In Uganda, Emmanuel Ssemwaga was telling us about a self-cleaning pig sty. The manure just piles up and has no odor, thanks to indigenous micro organisms the farmer applies to it.

Emmanuel was trying to convince Paul and me to help him make a video on what he called the “organic pig sty”. The basic idea is to dig a pit and fill it with sawdust and leave the pig on the sawdust bedding without hardly ever having to clean it. But we weren’t buying it. “That pit will turn to a cesspool” we said. And when Emmanuel said the idea came out of Makerere University in 2011 we said “This technology is too young. Wait until farmers adapt it.”

But they had.
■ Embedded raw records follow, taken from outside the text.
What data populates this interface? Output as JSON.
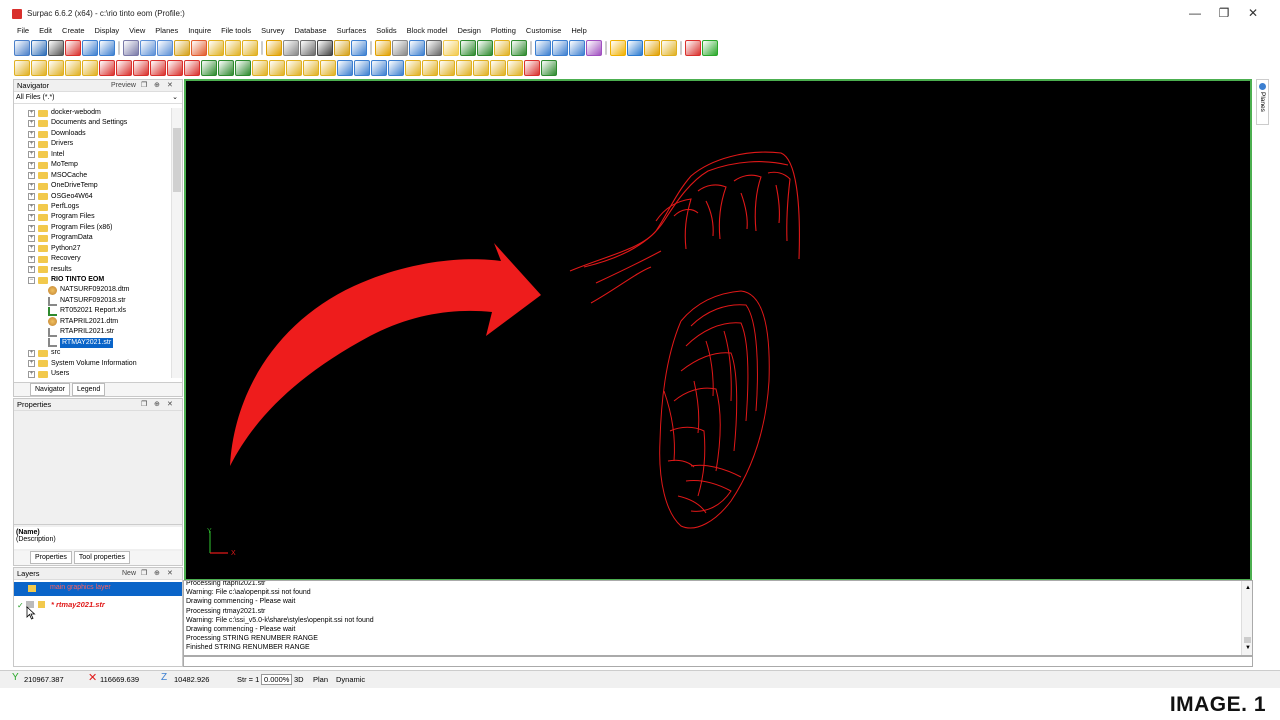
{
  "window": {
    "title": "Surpac 6.6.2 (x64) - c:\\rio tinto eom (Profile:)",
    "minimize_glyph": "—",
    "restore_glyph": "❐",
    "close_glyph": "✕"
  },
  "menu": [
    "File",
    "Edit",
    "Create",
    "Display",
    "View",
    "Planes",
    "Inquire",
    "File tools",
    "Survey",
    "Database",
    "Surfaces",
    "Solids",
    "Block model",
    "Design",
    "Plotting",
    "Customise",
    "Help"
  ],
  "navigator": {
    "title": "Navigator",
    "preview_label": "Preview",
    "filter": "All Files (*.*)",
    "tree": [
      {
        "label": "docker-webodm",
        "type": "folder",
        "depth": 1,
        "pm": "+"
      },
      {
        "label": "Documents and Settings",
        "type": "folder",
        "depth": 1,
        "pm": "+"
      },
      {
        "label": "Downloads",
        "type": "folder",
        "depth": 1,
        "pm": "+"
      },
      {
        "label": "Drivers",
        "type": "folder",
        "depth": 1,
        "pm": "+"
      },
      {
        "label": "Intel",
        "type": "folder",
        "depth": 1,
        "pm": "+"
      },
      {
        "label": "MoTemp",
        "type": "folder",
        "depth": 1,
        "pm": "+"
      },
      {
        "label": "MSOCache",
        "type": "folder",
        "depth": 1,
        "pm": "+"
      },
      {
        "label": "OneDriveTemp",
        "type": "folder",
        "depth": 1,
        "pm": "+"
      },
      {
        "label": "OSGeo4W64",
        "type": "folder",
        "depth": 1,
        "pm": "+"
      },
      {
        "label": "PerfLogs",
        "type": "folder",
        "depth": 1,
        "pm": "+"
      },
      {
        "label": "Program Files",
        "type": "folder",
        "depth": 1,
        "pm": "+"
      },
      {
        "label": "Program Files (x86)",
        "type": "folder",
        "depth": 1,
        "pm": "+"
      },
      {
        "label": "ProgramData",
        "type": "folder",
        "depth": 1,
        "pm": "+"
      },
      {
        "label": "Python27",
        "type": "folder",
        "depth": 1,
        "pm": "+"
      },
      {
        "label": "Recovery",
        "type": "folder",
        "depth": 1,
        "pm": "+"
      },
      {
        "label": "results",
        "type": "folder",
        "depth": 1,
        "pm": "+"
      },
      {
        "label": "RIO TINTO EOM",
        "type": "folder-open",
        "depth": 1,
        "pm": "−",
        "bold": true
      },
      {
        "label": "NATSURF092018.dtm",
        "type": "dtm",
        "depth": 2
      },
      {
        "label": "NATSURF092018.str",
        "type": "str",
        "depth": 2
      },
      {
        "label": "RT052021 Report.xls",
        "type": "xls",
        "depth": 2
      },
      {
        "label": "RTAPRIL2021.dtm",
        "type": "dtm",
        "depth": 2
      },
      {
        "label": "RTAPRIL2021.str",
        "type": "str",
        "depth": 2
      },
      {
        "label": "RTMAY2021.str",
        "type": "str",
        "depth": 2,
        "selected": true
      },
      {
        "label": "src",
        "type": "folder",
        "depth": 1,
        "pm": "+"
      },
      {
        "label": "System Volume Information",
        "type": "folder",
        "depth": 1,
        "pm": "+"
      },
      {
        "label": "Users",
        "type": "folder",
        "depth": 1,
        "pm": "+"
      }
    ],
    "tabs": [
      "Navigator",
      "Legend"
    ]
  },
  "properties": {
    "title": "Properties",
    "name_label": "(Name)",
    "desc_label": "(Description)",
    "tabs": [
      "Properties",
      "Tool properties"
    ]
  },
  "layers": {
    "title": "Layers",
    "new_label": "New",
    "items": [
      "main graphics layer",
      "* rtmay2021.str"
    ]
  },
  "console": {
    "lines": [
      "Processing rtapril2021.str",
      "Warning: File c:\\aa\\openpit.ssi not found",
      "Drawing commencing - Please wait",
      "Processing rtmay2021.str",
      "Warning: File c:\\ssi_v5.0-k\\share\\styles\\openpit.ssi not found",
      "Drawing commencing - Please wait",
      "Processing STRING RENUMBER RANGE",
      "Finished STRING RENUMBER RANGE"
    ]
  },
  "status": {
    "y": "210967.387",
    "x": "116669.639",
    "z": "10482.926",
    "str_label": "Str = 1",
    "percent": "0.000%",
    "mode3d": "3D",
    "view": "Plan",
    "dyn": "Dynamic"
  },
  "right_panel": {
    "label": "Planes"
  },
  "axis": {
    "y": "Y",
    "x": "X"
  },
  "colors": {
    "viewport_bg": "#000000",
    "viewport_border": "#4caf50",
    "string_red": "#e01818",
    "arrow_red": "#ee1c1c",
    "selection": "#0a64c8"
  },
  "caption": "IMAGE. 1"
}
The day after we met local farmer Caroline Nansamba who told us about a family that was using the new pig sty, “and the pigs are so clean they look like they just stepped out of the shower,” Caroline said.

The next day, Paul, Emmanuel and I, joined Caroline, and colleagues James and Noel, along with John Kateregga, a friend of Caroline’s who knows how to get to the farm.

We got off the bus in the town of Entebbe, near the capital of Kampala and also the site of the international airport. It is an example of what is now called peri-urban: half-town, half-countryside. The small houses are close together. There is little land to spare and people are trying to grow crops and gardens and raise animals, but at least they have easy access to market.